Free Markets, Free People
Is it too big to fail? Megan McArdle believes the possibility certainly exists (I mean was Arnie really in DC yesterday just to see the sights). Says McArdle:
If the government does bail out the muni bond market, how should it go about things? The initial assumption is that they’ll only guarantee existing debt. Otherwise, it would be like handing the keys to the treasury to every mayor, county board, and state legislature, and telling them to go to town.
But once the treasury has bailed out a single state, there will be a strongly implied guarantee on all such debt. So you don’t give them the keys to the vaults, but you do leave a window open, point out where the money’s kept, and casually mention that you’ve given the armed guards the week off.
Of course the right answer is not to bail out either. Failure is a great teacher. And then there’s the moral hazzard angle.
But in this day and age, that’s approach is almost unthinkable apparently. Government, as we’re being told, is the answer to everything.

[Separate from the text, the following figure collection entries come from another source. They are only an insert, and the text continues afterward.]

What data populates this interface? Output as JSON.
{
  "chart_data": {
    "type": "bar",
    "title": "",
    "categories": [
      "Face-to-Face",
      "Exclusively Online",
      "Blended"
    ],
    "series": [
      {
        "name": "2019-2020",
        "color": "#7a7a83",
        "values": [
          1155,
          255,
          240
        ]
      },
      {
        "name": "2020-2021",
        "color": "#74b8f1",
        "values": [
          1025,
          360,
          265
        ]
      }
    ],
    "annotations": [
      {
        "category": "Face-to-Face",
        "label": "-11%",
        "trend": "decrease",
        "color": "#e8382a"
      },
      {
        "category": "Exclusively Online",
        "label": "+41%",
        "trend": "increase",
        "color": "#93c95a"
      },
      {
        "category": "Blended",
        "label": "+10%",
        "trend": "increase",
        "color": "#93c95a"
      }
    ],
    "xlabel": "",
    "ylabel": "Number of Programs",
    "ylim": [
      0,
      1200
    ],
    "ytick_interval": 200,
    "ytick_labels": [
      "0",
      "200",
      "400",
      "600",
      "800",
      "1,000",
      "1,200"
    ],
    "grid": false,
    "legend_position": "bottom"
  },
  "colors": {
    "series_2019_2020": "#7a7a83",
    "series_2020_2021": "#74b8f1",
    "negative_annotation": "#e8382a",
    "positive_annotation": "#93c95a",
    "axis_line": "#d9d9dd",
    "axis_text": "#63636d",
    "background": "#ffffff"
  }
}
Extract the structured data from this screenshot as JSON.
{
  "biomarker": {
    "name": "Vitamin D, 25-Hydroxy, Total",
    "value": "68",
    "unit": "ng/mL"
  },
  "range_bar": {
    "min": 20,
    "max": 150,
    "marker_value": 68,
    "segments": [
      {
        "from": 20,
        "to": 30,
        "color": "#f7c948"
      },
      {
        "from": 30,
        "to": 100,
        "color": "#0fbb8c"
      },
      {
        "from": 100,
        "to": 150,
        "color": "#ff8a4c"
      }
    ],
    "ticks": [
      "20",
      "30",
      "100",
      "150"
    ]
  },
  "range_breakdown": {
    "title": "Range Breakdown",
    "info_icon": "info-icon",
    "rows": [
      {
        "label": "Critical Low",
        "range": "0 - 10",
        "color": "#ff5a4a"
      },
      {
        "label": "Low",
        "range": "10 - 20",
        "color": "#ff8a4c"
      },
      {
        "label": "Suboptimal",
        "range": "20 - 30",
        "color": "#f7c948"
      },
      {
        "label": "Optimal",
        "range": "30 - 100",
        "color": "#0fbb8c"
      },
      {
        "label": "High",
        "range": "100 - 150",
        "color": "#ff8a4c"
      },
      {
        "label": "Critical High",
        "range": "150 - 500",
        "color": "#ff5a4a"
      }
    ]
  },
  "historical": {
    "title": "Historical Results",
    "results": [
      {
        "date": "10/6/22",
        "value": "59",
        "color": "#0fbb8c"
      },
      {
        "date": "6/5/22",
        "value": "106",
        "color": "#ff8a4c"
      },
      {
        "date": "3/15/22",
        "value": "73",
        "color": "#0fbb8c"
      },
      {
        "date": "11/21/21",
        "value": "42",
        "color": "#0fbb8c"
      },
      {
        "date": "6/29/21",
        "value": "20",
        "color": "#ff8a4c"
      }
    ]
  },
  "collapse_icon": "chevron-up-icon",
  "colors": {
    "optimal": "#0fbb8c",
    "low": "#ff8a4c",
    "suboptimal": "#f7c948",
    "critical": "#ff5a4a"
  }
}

My fear, based on what the federal government has done to this point, is they’ll “hand the keys to the treasury” on both the muni bond market and the states (with bailouts). They have no business doing anything in either place, but we’ve already seen that the arbitrary assessment that some entity is too big to fail apparently takes priority over economic law.
Once a single state is bailed out, there is nothing to stop other states from making a similar claim on the treasury.
Should such a thing happen in either case (or both), Federalism, which is on its last legs anyway, will be officially dead.